Выбрать главу

Я ловлю себя часто на том, что ради «перевоспитания» этих интеллигентов очень желал бы, чтобы в их странах временно установилась советская власть. Раз не верят нашему опыту, пусть познают все на своей шкуре. Не случайно в Австрии, которая 10 лет находилась под советской оккупацией, коммунистам симпатизируют единицы.

Ну, а нейтральные, ни левые, ни правые, что они? А они просто боятся СССР, боятся до такой степени, что даже вашу выставку ни в каком государственном музее организовать невозможно. Как честно признался директор стокгольмского музея Модерн арт: «Если мы сделаем такую выставку, это вызовет недовольство в советском посольстве». Разозлившись, я спросил по этому поводу у шведского журналиста: «А чилийского посольства вы не опасаетесь?» Он заметил: «Чили далеко и маленькая».

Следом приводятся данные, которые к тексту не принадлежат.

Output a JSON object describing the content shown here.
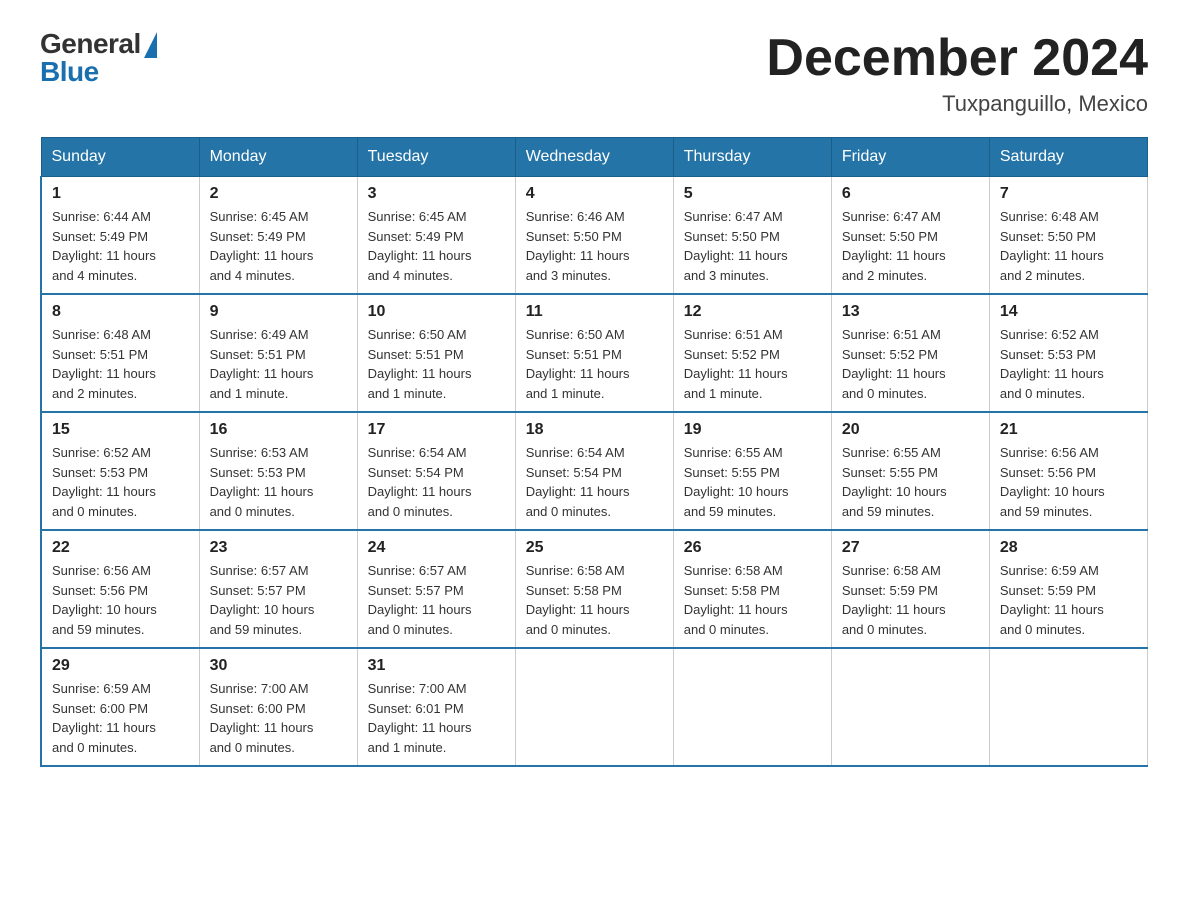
{
  "header": {
    "logo_general": "General",
    "logo_blue": "Blue",
    "month_title": "December 2024",
    "location": "Tuxpanguillo, Mexico"
  },
  "weekdays": [
    "Sunday",
    "Monday",
    "Tuesday",
    "Wednesday",
    "Thursday",
    "Friday",
    "Saturday"
  ],
  "weeks": [
    [
      {
        "day": "1",
        "sunrise": "6:44 AM",
        "sunset": "5:49 PM",
        "daylight": "11 hours and 4 minutes."
      },
      {
        "day": "2",
        "sunrise": "6:45 AM",
        "sunset": "5:49 PM",
        "daylight": "11 hours and 4 minutes."
      },
      {
        "day": "3",
        "sunrise": "6:45 AM",
        "sunset": "5:49 PM",
        "daylight": "11 hours and 4 minutes."
      },
      {
        "day": "4",
        "sunrise": "6:46 AM",
        "sunset": "5:50 PM",
        "daylight": "11 hours and 3 minutes."
      },
      {
        "day": "5",
        "sunrise": "6:47 AM",
        "sunset": "5:50 PM",
        "daylight": "11 hours and 3 minutes."
      },
      {
        "day": "6",
        "sunrise": "6:47 AM",
        "sunset": "5:50 PM",
        "daylight": "11 hours and 2 minutes."
      },
      {
        "day": "7",
        "sunrise": "6:48 AM",
        "sunset": "5:50 PM",
        "daylight": "11 hours and 2 minutes."
      }
    ],
    [
      {
        "day": "8",
        "sunrise": "6:48 AM",
        "sunset": "5:51 PM",
        "daylight": "11 hours and 2 minutes."
      },
      {
        "day": "9",
        "sunrise": "6:49 AM",
        "sunset": "5:51 PM",
        "daylight": "11 hours and 1 minute."
      },
      {
        "day": "10",
        "sunrise": "6:50 AM",
        "sunset": "5:51 PM",
        "daylight": "11 hours and 1 minute."
      },
      {
        "day": "11",
        "sunrise": "6:50 AM",
        "sunset": "5:51 PM",
        "daylight": "11 hours and 1 minute."
      },
      {
        "day": "12",
        "sunrise": "6:51 AM",
        "sunset": "5:52 PM",
        "daylight": "11 hours and 1 minute."
      },
      {
        "day": "13",
        "sunrise": "6:51 AM",
        "sunset": "5:52 PM",
        "daylight": "11 hours and 0 minutes."
      },
      {
        "day": "14",
        "sunrise": "6:52 AM",
        "sunset": "5:53 PM",
        "daylight": "11 hours and 0 minutes."
      }
    ],
    [
      {
        "day": "15",
        "sunrise": "6:52 AM",
        "sunset": "5:53 PM",
        "daylight": "11 hours and 0 minutes."
      },
      {
        "day": "16",
        "sunrise": "6:53 AM",
        "sunset": "5:53 PM",
        "daylight": "11 hours and 0 minutes."
      },
      {
        "day": "17",
        "sunrise": "6:54 AM",
        "sunset": "5:54 PM",
        "daylight": "11 hours and 0 minutes."
      },
      {
        "day": "18",
        "sunrise": "6:54 AM",
        "sunset": "5:54 PM",
        "daylight": "11 hours and 0 minutes."
      },
      {
        "day": "19",
        "sunrise": "6:55 AM",
        "sunset": "5:55 PM",
        "daylight": "10 hours and 59 minutes."
      },
      {
        "day": "20",
        "sunrise": "6:55 AM",
        "sunset": "5:55 PM",
        "daylight": "10 hours and 59 minutes."
      },
      {
        "day": "21",
        "sunrise": "6:56 AM",
        "sunset": "5:56 PM",
        "daylight": "10 hours and 59 minutes."
      }
    ],
    [
      {
        "day": "22",
        "sunrise": "6:56 AM",
        "sunset": "5:56 PM",
        "daylight": "10 hours and 59 minutes."
      },
      {
        "day": "23",
        "sunrise": "6:57 AM",
        "sunset": "5:57 PM",
        "daylight": "10 hours and 59 minutes."
      },
      {
        "day": "24",
        "sunrise": "6:57 AM",
        "sunset": "5:57 PM",
        "daylight": "11 hours and 0 minutes."
      },
      {
        "day": "25",
        "sunrise": "6:58 AM",
        "sunset": "5:58 PM",
        "daylight": "11 hours and 0 minutes."
      },
      {
        "day": "26",
        "sunrise": "6:58 AM",
        "sunset": "5:58 PM",
        "daylight": "11 hours and 0 minutes."
      },
      {
        "day": "27",
        "sunrise": "6:58 AM",
        "sunset": "5:59 PM",
        "daylight": "11 hours and 0 minutes."
      },
      {
        "day": "28",
        "sunrise": "6:59 AM",
        "sunset": "5:59 PM",
        "daylight": "11 hours and 0 minutes."
      }
    ],
    [
      {
        "day": "29",
        "sunrise": "6:59 AM",
        "sunset": "6:00 PM",
        "daylight": "11 hours and 0 minutes."
      },
      {
        "day": "30",
        "sunrise": "7:00 AM",
        "sunset": "6:00 PM",
        "daylight": "11 hours and 0 minutes."
      },
      {
        "day": "31",
        "sunrise": "7:00 AM",
        "sunset": "6:01 PM",
        "daylight": "11 hours and 1 minute."
      },
      null,
      null,
      null,
      null
    ]
  ],
  "labels": {
    "sunrise": "Sunrise:",
    "sunset": "Sunset:",
    "daylight": "Daylight:"
  }
}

Ну, что еще тебе написать? Не верь всяким россказням обо мне, как устным, так и письменным. Я знаю о двух дурацких статьях в «Литературной газете» и «Советской культуре», дескать, Глезер голодает, никому не нужен, нонконформисты никого не интересуют. По-моему, по выставкам, организованным мной на Западе, и открывшемуся неподалеку от Парижа Музею ваших картин, ребята могут видеть, что наша желтая пресса себе верна — врет, не стесняется.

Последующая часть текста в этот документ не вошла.